На этот раз он захватил припасенную для такого дня коробку конфет. На подходе к книжному его прогулочный шаг, как обычно, ускорился, спина распрямилась — короче, весь он подобрался и даже ощутил приятное легкое возбуждение. В магазине за торговым залом скрывалось чудное помещение — маленький зальчик для интересных встреч, презентаций книг. А из зальчика отходил совсем уже крохотный закуток со стойкой, кофеваркой и кое-чем к кофе. В закутке помещался лишь круглый столик. Вот за этим столиком и любил он проводить время со своими молодыми приятельницами.
— Смотрите, кто пришел! Здравствуйте, Юрий Аркадич! — раздался юный голос от кассы.
— Приветствую вас, девочки! Сегодня у меня праздник. Не согласитесь ли выпить со мной кофе-чаю с конфетами? — и повертел в воздухе яркой коробкой.
— Конечно, Юрий Аркадич! Проходите. Девочки там. Мы сейчас подойдем.
Он прошел внутрь уже как у себя дома. Поприветствовал всех, поцеловал протянутые ему руки — кому церемонно с тыльной стороны, кого нежно в ладошку, а самых кокетливых расцеловал в гладкие щечки. По-отечески. Но и не слишком по-стариковски.
— Что же у вас за праздник, Юрий Аркадич?!
— Не самый радостный в мои годы… день рождения.
— По-здрав-ля-ем! — хором проскандировали девушки.
Сварили кофе, себе он вынул из сумки пакетик-пирамидку зеленого чая. Заварили, сели за столик.
С одной стороны, старик явно одинокий. Ну, раз в собственный день рождения приходит пить с ними свой чай. Но с другой — с ним так забавно! Он какой-то, будто вообще никогда ничем не озабоченный. Это так приятно, так расслабляет… Все вокруг только и делают, что напрягают, грузят и достают, а старик легок и весел, как дитя. С ним не только сегодня — каждый раз заглядывает сюда праздник.
Посидели. Поспорили, что совсем он и не старый. Выпили свой кофе за его неиссякаемую бодрость. Потом, чтоб продолжить праздник, придумали еще тост:
— Юрий Аркадич, а давайте этот глоток кофе выпьем за ваших родителей, которые воспитали такого хорошего человека.
— А родители и не воспитывали. Я сирота — меня вырастила бабушка, так что за нее!
Симпатичные мордашки посерьезнели.
— Не грустите! Все было так давно. И бабушка была хорошая. А мне тогда было всего пять. Так что родителей помнил плохо, и скучать особенно не пришлось.
— Что случилось? Авария? — спросили сочувственно.
— Нет, их арестовали, а потом…
— За что?!! — выпалили хором то ли возмущенно, то ли с ужасом.
— Как! Неужели не знаете, как это бывало?!
— Ах, ну, да, да… Конечно. Знаем. Простите.
Девушки смущены: всегда веселый и легкий старик оказался с мрачной биографией.

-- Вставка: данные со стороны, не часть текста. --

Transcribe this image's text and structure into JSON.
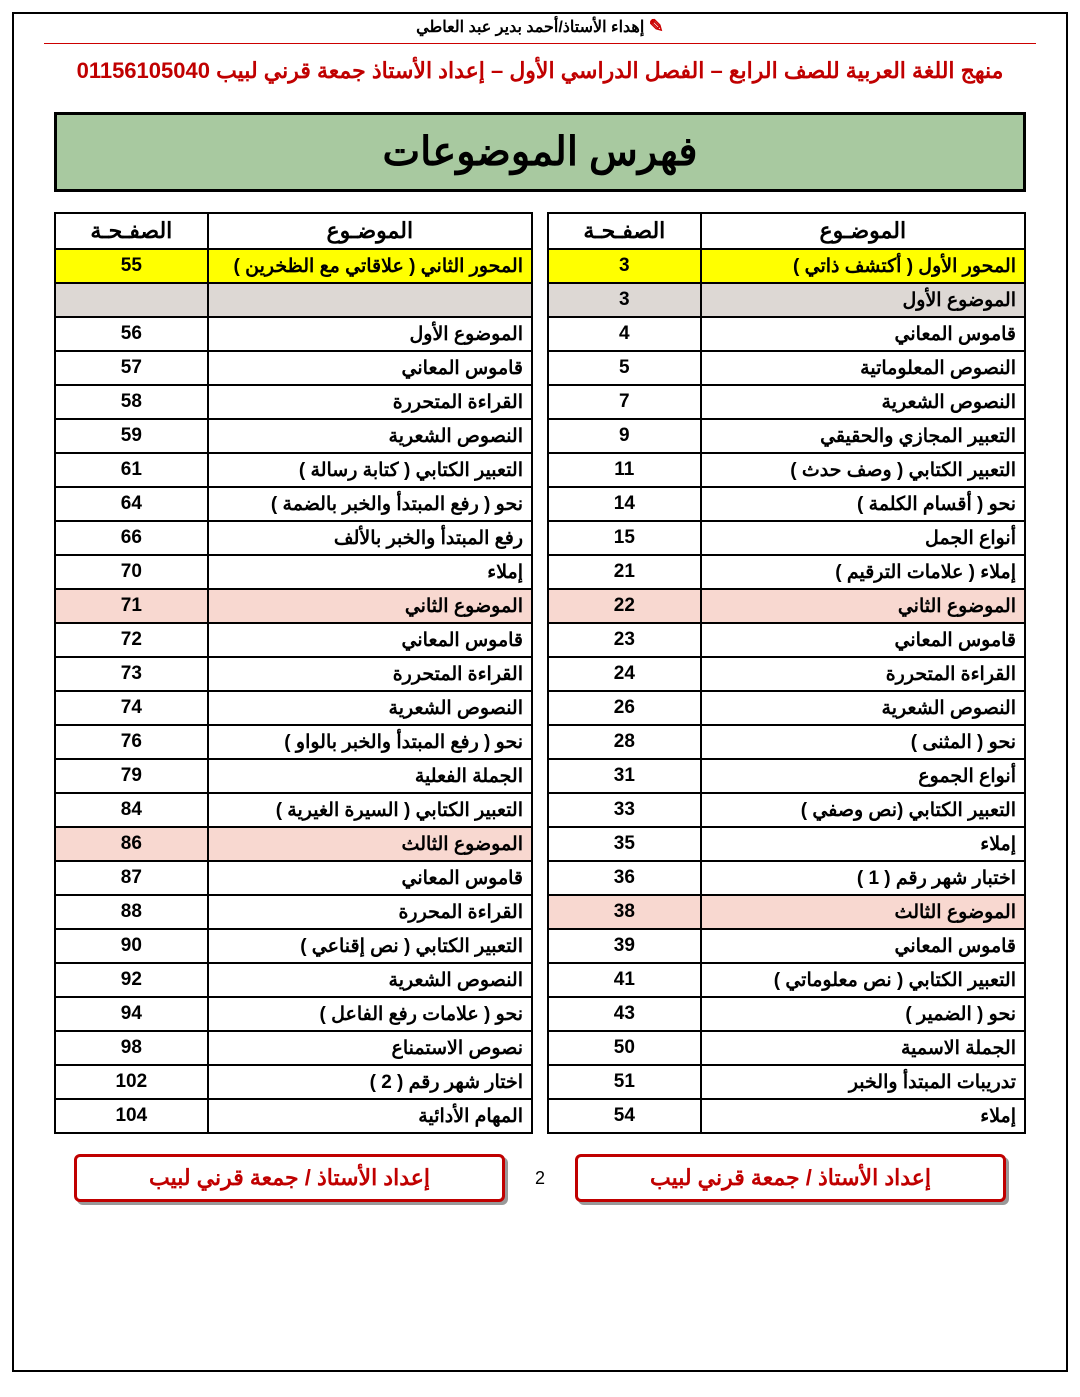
{
  "top_ribbon": "إهداء الأستاذ/أحمد بدير عبد العاطي",
  "header_line": "منهج اللغة العربية للصف الرابع – الفصل الدراسي الأول – إعداد الأستاذ جمعة قرني لبيب 01156105040",
  "banner_title": "فهرس الموضوعات",
  "columns": {
    "topic": "الموضـوع",
    "page": "الصفـحـة"
  },
  "right_table": [
    {
      "topic": "المحور الأول  ( أكتشف ذاتي )",
      "page": "3",
      "hl": "yellow"
    },
    {
      "topic": "الموضوع الأول",
      "page": "3",
      "hl": "gray"
    },
    {
      "topic": "قاموس المعاني",
      "page": "4"
    },
    {
      "topic": "النصوص المعلوماتية",
      "page": "5"
    },
    {
      "topic": "النصوص الشعرية",
      "page": "7"
    },
    {
      "topic": "التعبير المجازي والحقيقي",
      "page": "9"
    },
    {
      "topic": "التعبير الكتابي  ( وصف حدث )",
      "page": "11"
    },
    {
      "topic": "نحو ( أقسام الكلمة )",
      "page": "14"
    },
    {
      "topic": "أنواع الجمل",
      "page": "15"
    },
    {
      "topic": "إملاء ( علامات الترقيم )",
      "page": "21"
    },
    {
      "topic": "الموضوع الثاني",
      "page": "22",
      "hl": "pink"
    },
    {
      "topic": "قاموس المعاني",
      "page": "23"
    },
    {
      "topic": "القراءة المتحررة",
      "page": "24"
    },
    {
      "topic": "النصوص الشعرية",
      "page": "26"
    },
    {
      "topic": "نحو ( المثنى )",
      "page": "28"
    },
    {
      "topic": "أنواع الجموع",
      "page": "31"
    },
    {
      "topic": "التعبير الكتابي (نص وصفي )",
      "page": "33"
    },
    {
      "topic": "إملاء",
      "page": "35"
    },
    {
      "topic": "اختبار شهر رقم ( 1 )",
      "page": "36"
    },
    {
      "topic": "الموضوع الثالث",
      "page": "38",
      "hl": "pink"
    },
    {
      "topic": "قاموس المعاني",
      "page": "39"
    },
    {
      "topic": "التعبير الكتابي ( نص معلوماتي )",
      "page": "41"
    },
    {
      "topic": "نحو ( الضمير )",
      "page": "43"
    },
    {
      "topic": "الجملة الاسمية",
      "page": "50"
    },
    {
      "topic": "تدريبات المبتدأ والخبر",
      "page": "51"
    },
    {
      "topic": "إملاء",
      "page": "54"
    }
  ],
  "left_table": [
    {
      "topic": "المحور الثاني ( علاقاتي مع الظخرين )",
      "page": "55",
      "hl": "yellow"
    },
    {
      "topic": "",
      "page": "",
      "hl": "gray"
    },
    {
      "topic": "الموضوع الأول",
      "page": "56"
    },
    {
      "topic": "قاموس المعاني",
      "page": "57"
    },
    {
      "topic": "القراءة المتحررة",
      "page": "58"
    },
    {
      "topic": "النصوص الشعرية",
      "page": "59"
    },
    {
      "topic": "التعبير الكتابي ( كتابة رسالة )",
      "page": "61"
    },
    {
      "topic": "نحو ( رفع المبتدأ والخبر بالضمة )",
      "page": "64"
    },
    {
      "topic": "رفع المبتدأ والخبر بالألف",
      "page": "66"
    },
    {
      "topic": "إملاء",
      "page": "70"
    },
    {
      "topic": "الموضوع الثاني",
      "page": "71",
      "hl": "pink"
    },
    {
      "topic": "قاموس المعاني",
      "page": "72"
    },
    {
      "topic": "القراءة المتحررة",
      "page": "73"
    },
    {
      "topic": "النصوص الشعرية",
      "page": "74"
    },
    {
      "topic": "نحو ( رفع المبتدأ والخبر بالواو )",
      "page": "76"
    },
    {
      "topic": "الجملة الفعلية",
      "page": "79"
    },
    {
      "topic": "التعبير الكتابي ( السيرة الغيرية )",
      "page": "84"
    },
    {
      "topic": "الموضوع الثالث",
      "page": "86",
      "hl": "pink"
    },
    {
      "topic": "قاموس المعاني",
      "page": "87"
    },
    {
      "topic": "القراءة المحررة",
      "page": "88"
    },
    {
      "topic": "التعبير الكتابي ( نص إقناعي  )",
      "page": "90"
    },
    {
      "topic": "النصوص الشعرية",
      "page": "92"
    },
    {
      "topic": "نحو ( علامات رفع الفاعل )",
      "page": "94"
    },
    {
      "topic": "نصوص الاستمناع",
      "page": "98"
    },
    {
      "topic": "اختار شهر رقم ( 2 )",
      "page": "102"
    },
    {
      "topic": "المهام الأدائية",
      "page": "104"
    }
  ],
  "footer_credit": "إعداد الأستاذ / جمعة قرني لبيب",
  "page_number": "2"
}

— Что загрустили? Все, проехали. Следующий глоток моего чая за вас. Мне у вас хорошо. А бабушка у меня была смешная. Она так давно родилась, что привычные вещи назывались у нее другими словами.
— Это как?
— Ну, например, она не болела, а хворала и лечила себя не таблетками, а облатками… А еще она не выговаривала звук «л». Произносила вроде как в польском, ближе к «в». И почему-то очень этого стеснялась. И когда надо было сказать, например, «булавочка», думала, как бы выкрутиться, и говорила что-нибудь вроде «иговочка с набовдашничком».
Девушки рассмеялись, промелькнувшая было неловкость рассеялась.

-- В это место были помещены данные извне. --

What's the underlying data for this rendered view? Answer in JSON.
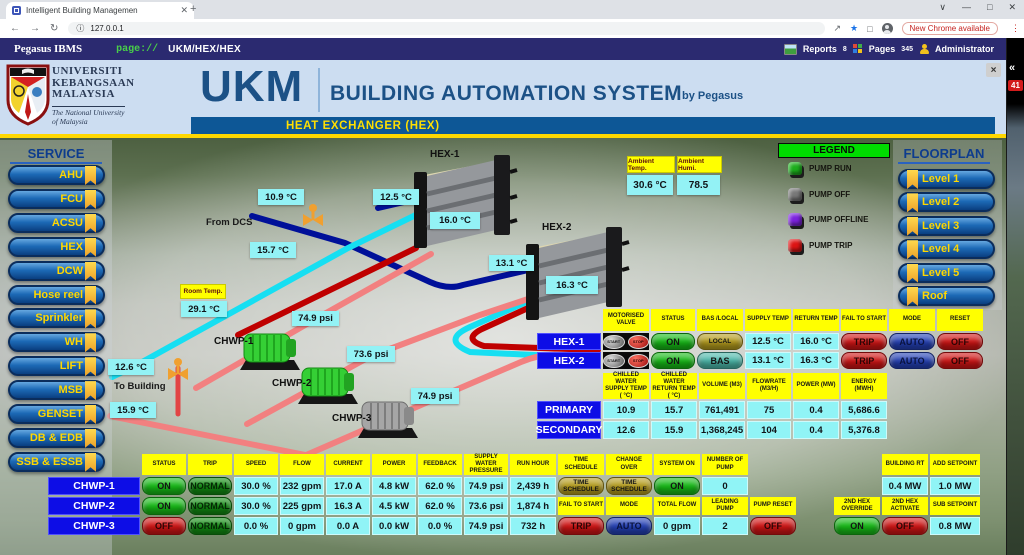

То, что близким нельзя помочь, он знал давно. Теперь его уверенность в этом лишь укрепилась. И она ограждала его от возможных посягательств на блаженное пребывание в собственном прошлом. Чем ближе кто-то — тем невозможней ему помочь. Хотя бы потому уж, что все проблемы его в сегодня — в этом взбаламученном потоке текущего времени. Что же, самому туда лезть?! Искать в этой трясине брод? Никто не вправе требовать от него такого! Даже юные его приятельницы, узнай он их ближе, вникни в их проблемы… а кто без них?.. утратит он тогда и это свое убежище-прибежище. Исчезнет очарование легкости. Незачем станет туда ходить… А так было бы жаль! Почти как своих снов. Вот пусть и не рассказывают ничего такого. Он сам направит разговор и больше никогда, никогда не станет поднимать тяжелых тем. Воистину неподъемных. Конечно, это было его ошибкой, досадной проговоркой.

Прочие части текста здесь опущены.